11 April 2016 | urthpainter
Astonishing first season arc
Billions: how to make great TV on a strait forward premise.
Good guy vs bad guy, leading ladies, surrounding characters, friends, co-workers and family - all fit neatly into how to best tell an important story.
The only progressive qualities would be the timely look at the ultra rich, and private lives of the most important characters. Obviously not small characteristics! Good guy: A federal DA with a perfect prosecution record goes after the biggest fish in the waters, Bobby Axelrod. Bad guy: Axelrod, self made billionaire is the face of a hedge fund that clears too much money to be legit. The window into private lives makes the characters believable, live and breath, and often is the best part of a completely immersive viewing experience. The private lives are intelligently juxtaposed from expectation, which adds real texture to the three main characters - who fluctuate in a triangle of love, respect and various degrees of trust. While the third main character is no secret, watching her character develop brings a beautiful counterbalance to the instability of the leading men.

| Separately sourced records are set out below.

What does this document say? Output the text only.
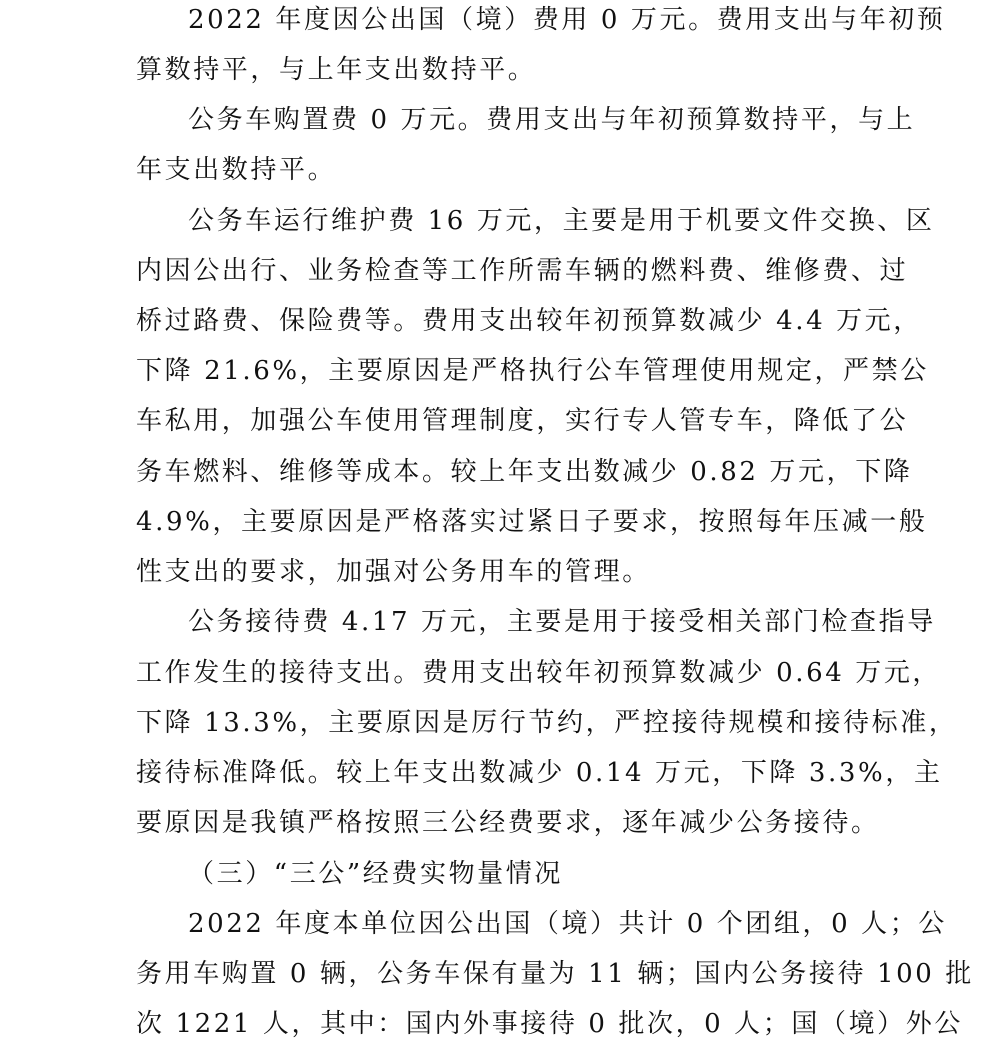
2022 年度因公出国（境）费用 0 万元。费用支出与年初预
算数持平，与上年支出数持平。
公务车购置费 0 万元。费用支出与年初预算数持平，与上
年支出数持平。
公务车运行维护费 16 万元，主要是用于机要文件交换、区
内因公出行、业务检查等工作所需车辆的燃料费、维修费、过
桥过路费、保险费等。费用支出较年初预算数减少 4.4 万元，
下降 21.6%，主要原因是严格执行公车管理使用规定，严禁公
车私用，加强公车使用管理制度，实行专人管专车，降低了公
务车燃料、维修等成本。较上年支出数减少 0.82 万元，下降
4.9%，主要原因是严格落实过紧日子要求，按照每年压减一般
性支出的要求，加强对公务用车的管理。
公务接待费 4.17 万元，主要是用于接受相关部门检查指导
工作发生的接待支出。费用支出较年初预算数减少 0.64 万元，
下降 13.3%，主要原因是厉行节约，严控接待规模和接待标准，
接待标准降低。较上年支出数减少 0.14 万元，下降 3.3%，主
要原因是我镇严格按照三公经费要求，逐年减少公务接待。
（三）“三公”经费实物量情况
2022 年度本单位因公出国（境）共计 0 个团组，0 人；公
务用车购置 0 辆，公务车保有量为 11 辆；国内公务接待 100 批
次 1221 人，其中：国内外事接待 0 批次，0 人；国（境）外公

Big budget media is only as good as writing and characters, and both are excellent. The dialog is smart, believable, and well delivered - not only by the stars (from whom one expects greatness), but everyone! This means good direction, preproduction, and rehearsal. The chemistry between characters is real. There is never a feeling of uncertainty, wasted moments with useless characters, or scenes utilized just to move the story forward. There is always more than one thing going on at a time bringing a web of collected ideas together. This includes illusive foreshadowing that only hits on the big reveals, that somehow stay unpredictable.
Production is absolutely invisible. This is a good thing. The producers know what is important, and all the technical details (while first rate) serve the greater good without frills.
Please look elsewhere for a full synopsis, however I will usher fans of office drama like LA law, The Practice, and the contemporary Suits strait to Billions. While not without humor, Billions is dead serious and builds office tension with the best of them. What it adds is the deep look into the private lives of the characters, and how this tangle of realms effects every choice the characters make. But this is no slice of life, the writing is too spare, circumstances too clean, and stories too well conceived. Right now, this is as good as it gets, and though some people may like it more than others - if you love TV, watch this first season.